赤ちゃん……うん、そういえば漫画とかテレビとかでも赤ちゃんはみんなオムツしてた!……ような気がする!
赤ちゃんは自分では何も出来ない、ということはわかっていたが、今まで赤ちゃんや小さい子どもと接する機会がほとんどなかった雪夜には、赤ちゃんは何が出来なくて何をどう手伝えばいいのかがわからない。
「えっと……おトイレは……ど、どうしましょう!?あの、あの、夏樹さん、なお姉がオムツ持って来てくれるまでおトイレ我慢してもらえますか!?」
雪夜は、雪夜の叫び声に驚いたのかびっくりした顔で固まっている夏樹の前に正座をすると、両手を合わせてお願いしてみた。
「あ……あぶぅ~?」
夏樹がちょっと困った顔で小首を傾げる。
「ぶふっ!」
それを見た斎が「もうダメだぁ~」と堪えきれずに吹き出した。
「あはははっ!雪ちゃん、すげぇ無茶振り!……っははは、ヤバい、ツボッた!」
一体どの部分がツボったのかよくわからないが、斎はベッドに転がると腹を抱えて笑った。

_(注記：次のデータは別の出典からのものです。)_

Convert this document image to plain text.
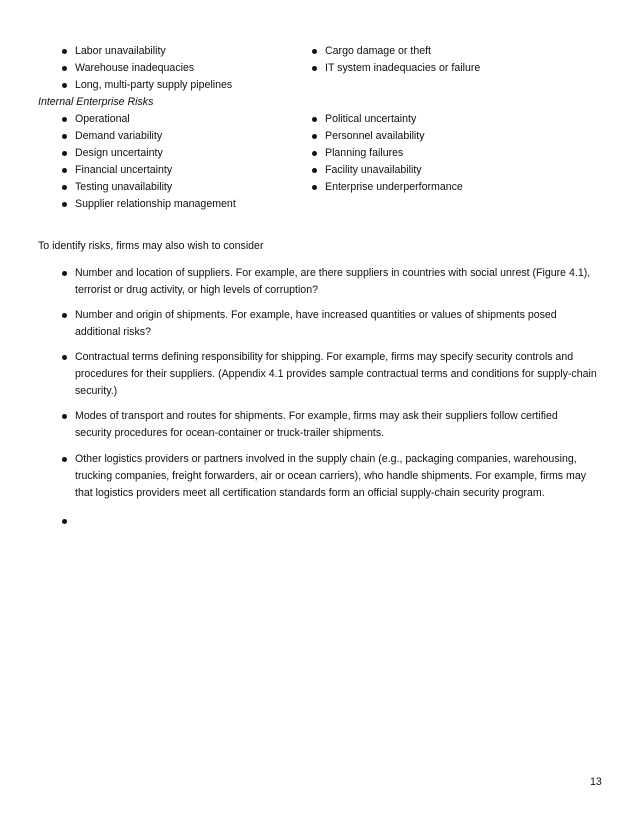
Labor unavailability
Warehouse inadequacies
Long, multi-party supply pipelines
Cargo damage or theft
IT system inadequacies or failure
Internal Enterprise Risks
Operational
Demand variability
Design uncertainty
Financial uncertainty
Testing unavailability
Supplier relationship management
Political uncertainty
Personnel availability
Planning failures
Facility unavailability
Enterprise underperformance
To identify risks, firms may also wish to consider
Number and location of suppliers. For example, are there suppliers in countries with social unrest (Figure 4.1),
terrorist or drug activity, or high levels of corruption?
Number and origin of shipments. For example, have increased quantities or values of shipments posed
additional risks?
Contractual terms defining responsibility for shipping. For example, firms may specify security controls and
procedures for their suppliers. (Appendix 4.1 provides sample contractual terms and conditions for supply-chain
security.)
Modes of transport and routes for shipments. For example, firms may ask their suppliers follow certified
security procedures for ocean-container or truck-trailer shipments.
Other logistics providers or partners involved in the supply chain (e.g., packaging companies, warehousing,
trucking companies, freight forwarders, air or ocean carriers), who handle shipments. For example, firms may
that logistics providers meet all certification standards form an official supply-chain security program.
13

その斎の顔を夏樹がここぞとばかりに容赦なくベシベシと叩く。
「あだぁ~!でっ!きゃぁ~い!」
「あいてて……こらちびナツ!目を狙うな!……ぶふっ!……あははっ」
「あわわ、な、夏樹さん、あの、目は危ないので、あの、えっと、叩くのは他の場所にした方が……い、斎さん大丈夫ですか!?」
「あ~大丈夫大丈夫」
嬉々として斎を叩きまくっている夏樹をどうすればいいのかわからず、雪夜がオロオロしていると、斎が自分で夏樹を引き剥がして起き上がった。
「雪ちゃん、赤ちゃんじゃなくても今から夕方までトイレ我慢しろっていうのは無理があると思うぞ?」
斎は笑いながらそう言うと、まだ叩いて来ようとする夏樹の頭を軽く押さえ込んだ。
「え?……た、たしかに!俺も無理ですね!」
なら、一体どうすれば……
「あ!もしかして自分で行けないだけでおトイレに連れて行ってあげたら出来るのかな?う~ん、でも便座に座れないか。座っても穴に落ちちゃうよね……あ、俺がこう前にしゃがんで両手で支えて……」
「はいはい、雪ちゃん一旦落ち着こうか」
「だぁ~だぁ~」
雪夜がどうやって夏樹にトイレをさせるかイメージトレーニングをしていると、斎が夏樹の手を使って雪夜の頬をペチペチと撫でてきた。
「え、あ、はい!なななんですか!?」
「雪ちゃん深呼吸~。吸って~、吐いて~……」
「す~は~……す~は~……」
「はい。まぁ、とりあえず簡易オムツを作ってやろう。夕方までならそれつけときゃ何とかなるだろ」
「簡易オムツ?」
斎は「ジャ~ン!」とどこからか取り出した持ち手付きのビニール袋とタオルを使って器用に簡易オムツを作り、夏樹にササッと装着した。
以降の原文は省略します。